Notice the correction above - and simplify

 

[soroban]

Hello, battlestar!

I did this one head-on . . . It takes a while, though.

$\displaystyle \text{Prove: }\;\sin x \sin(x+2) -\sin^2(x+1) \:=\: \frac{\cos(2)-1}{2}$

\(\displaystyle \text{We have: }\:\sin x\son(x+2) - \sin^2(x+1)\)

. . $\displaystyle =\;\sin x(\sin x\cos 2 + \sin 2\cos x) - (\sin x\cos 1 + \sin 1\cos x)^2$

. . $\displaystyle =\;\sin^2\!x\cos 2 \;+\; \sin x\cos x\sin 2 \;-\; \sin^2\!x\cos^21 \;-\; 2\sin x\cos x\sin 1\cos 1 \;-\; \sin^2\!1\cos^2\!x$

. . \(\displaystyle =\;\left(\sin^2\!x\cos2 - \sin^2\!x\cos^2\!1) + (\sin x\cos x\sin 2 - 2\sin x\cos x\sin1\cos1) - \sin^2\!1\cos^2\!x\)

. . \(\displaystyle =\;\sin^2\!x\left(\cos 2 - \cos^2\!1\right) + \sin x \cos x\,(\sin 2 - \underbrace{2\sin 1\cos 1}_{\text{This is }\sin 2}) - \sin^2\@1\cos^2\!x\)

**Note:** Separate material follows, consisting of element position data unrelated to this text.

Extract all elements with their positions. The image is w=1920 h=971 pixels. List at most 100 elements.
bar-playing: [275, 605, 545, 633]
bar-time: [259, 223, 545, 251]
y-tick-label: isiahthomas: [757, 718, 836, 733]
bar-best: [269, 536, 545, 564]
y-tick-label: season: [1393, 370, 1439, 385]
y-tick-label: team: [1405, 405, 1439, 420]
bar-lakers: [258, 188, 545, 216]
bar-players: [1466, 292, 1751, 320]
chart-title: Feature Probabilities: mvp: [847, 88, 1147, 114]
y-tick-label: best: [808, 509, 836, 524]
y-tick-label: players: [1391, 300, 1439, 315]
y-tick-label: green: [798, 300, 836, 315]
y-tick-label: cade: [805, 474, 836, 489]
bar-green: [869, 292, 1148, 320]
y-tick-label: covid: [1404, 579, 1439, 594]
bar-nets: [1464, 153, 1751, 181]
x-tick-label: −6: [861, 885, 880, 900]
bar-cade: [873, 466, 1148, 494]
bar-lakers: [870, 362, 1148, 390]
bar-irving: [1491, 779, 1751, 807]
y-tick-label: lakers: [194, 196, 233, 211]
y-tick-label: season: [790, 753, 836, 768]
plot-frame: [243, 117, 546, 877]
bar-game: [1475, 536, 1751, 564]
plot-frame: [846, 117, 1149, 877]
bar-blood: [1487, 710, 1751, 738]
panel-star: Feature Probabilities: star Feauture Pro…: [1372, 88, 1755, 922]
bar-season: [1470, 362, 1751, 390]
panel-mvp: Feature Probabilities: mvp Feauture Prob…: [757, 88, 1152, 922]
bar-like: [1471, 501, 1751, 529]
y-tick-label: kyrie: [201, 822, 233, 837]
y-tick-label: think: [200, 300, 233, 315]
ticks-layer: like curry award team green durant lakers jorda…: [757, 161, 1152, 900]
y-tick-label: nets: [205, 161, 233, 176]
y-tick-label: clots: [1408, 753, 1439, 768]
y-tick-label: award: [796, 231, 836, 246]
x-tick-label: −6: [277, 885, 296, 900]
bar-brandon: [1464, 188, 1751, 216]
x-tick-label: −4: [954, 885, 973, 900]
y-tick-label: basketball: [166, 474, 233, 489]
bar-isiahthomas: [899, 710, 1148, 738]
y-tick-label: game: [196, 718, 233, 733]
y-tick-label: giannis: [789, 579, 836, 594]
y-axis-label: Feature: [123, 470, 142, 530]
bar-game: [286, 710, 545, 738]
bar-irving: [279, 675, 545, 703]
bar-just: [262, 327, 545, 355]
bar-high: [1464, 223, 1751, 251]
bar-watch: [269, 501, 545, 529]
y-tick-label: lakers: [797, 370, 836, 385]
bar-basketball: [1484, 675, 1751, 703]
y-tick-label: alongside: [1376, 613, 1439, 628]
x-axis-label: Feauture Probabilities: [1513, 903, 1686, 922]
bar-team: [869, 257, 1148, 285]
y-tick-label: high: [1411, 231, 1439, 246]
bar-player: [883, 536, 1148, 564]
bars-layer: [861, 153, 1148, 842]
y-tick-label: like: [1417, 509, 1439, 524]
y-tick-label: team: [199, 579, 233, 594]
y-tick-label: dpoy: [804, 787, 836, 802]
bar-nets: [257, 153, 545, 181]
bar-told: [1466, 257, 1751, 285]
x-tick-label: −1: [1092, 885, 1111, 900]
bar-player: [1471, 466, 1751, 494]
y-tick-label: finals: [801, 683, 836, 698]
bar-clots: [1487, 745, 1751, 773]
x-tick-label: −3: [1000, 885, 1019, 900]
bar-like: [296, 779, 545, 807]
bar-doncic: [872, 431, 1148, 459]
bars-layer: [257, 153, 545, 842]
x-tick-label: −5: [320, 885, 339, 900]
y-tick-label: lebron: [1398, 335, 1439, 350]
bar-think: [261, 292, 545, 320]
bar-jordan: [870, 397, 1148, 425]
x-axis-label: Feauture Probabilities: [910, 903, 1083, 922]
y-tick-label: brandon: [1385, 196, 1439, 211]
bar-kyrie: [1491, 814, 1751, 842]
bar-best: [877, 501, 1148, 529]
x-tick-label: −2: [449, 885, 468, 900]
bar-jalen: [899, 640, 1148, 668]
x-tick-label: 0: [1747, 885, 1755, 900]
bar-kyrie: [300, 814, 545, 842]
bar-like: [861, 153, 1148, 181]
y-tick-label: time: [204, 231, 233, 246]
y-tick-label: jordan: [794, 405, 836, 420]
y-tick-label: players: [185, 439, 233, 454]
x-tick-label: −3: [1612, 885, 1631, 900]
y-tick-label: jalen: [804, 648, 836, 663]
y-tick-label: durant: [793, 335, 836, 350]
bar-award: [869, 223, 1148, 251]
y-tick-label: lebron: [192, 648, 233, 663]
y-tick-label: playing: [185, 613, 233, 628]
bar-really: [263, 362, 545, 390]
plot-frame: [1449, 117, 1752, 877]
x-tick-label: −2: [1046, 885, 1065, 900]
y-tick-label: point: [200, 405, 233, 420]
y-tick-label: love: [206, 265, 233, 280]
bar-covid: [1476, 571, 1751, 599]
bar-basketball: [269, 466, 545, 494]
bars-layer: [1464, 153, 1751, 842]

. . $\displaystyle =\;\sin^2\!x\left(\cos 2 - \frac{1+\cos 2}{2}\right) + \sin x\cos x\underbrace{(\sin 2 - \sin 2)}_{\text{This is 0}} - \sin^2\!1\cos^2\!x$

. . $\displaystyle =\;\sin^2\!x\left(\frac{\cos 2-1}{2}\right) - \sin^2\!1\cos^2\!x$

. . $\displaystyle =\;-\sin^2\!x\left(\frac{1-\cos 2}{2}\right) - \sin^2\!1\cos^2\!x$

. . $\displaystyle =\;-\sin^2\!x \sin^2\!1 - \sin^2\!1\cos^2\!x$

. . $\displaystyle =\;-\sin^2\!1 \underbrace{(\sin^2\!x + \cos^2\!x)}_{\text{This is 1}}$

. . $\displaystyle =\;-\sin^2\!1$

. . $\displaystyle =\;-\left(\frac{1 - \cos2}{2}\right)$

. . $\displaystyle =\;\frac{\cos 2 - 1}{2}$

 

[Deleted member 4993]

I do not even know where to begin...please help!

sin(X)sin(x+2)-sin^2(x+1) = [cos(2)-1]/[2]

$\displaystyle sin(x)*sin(x+2) \ = \ \frac{1}{2}[cos(x+2-x) - cos(x+2+x)]$ .....................................(1)

$\displaystyle sin^2(x+1) \ = \ \frac{1}{2}[1-cos(2x+2)]$.........................................................(2)

Subtract (2) from (1)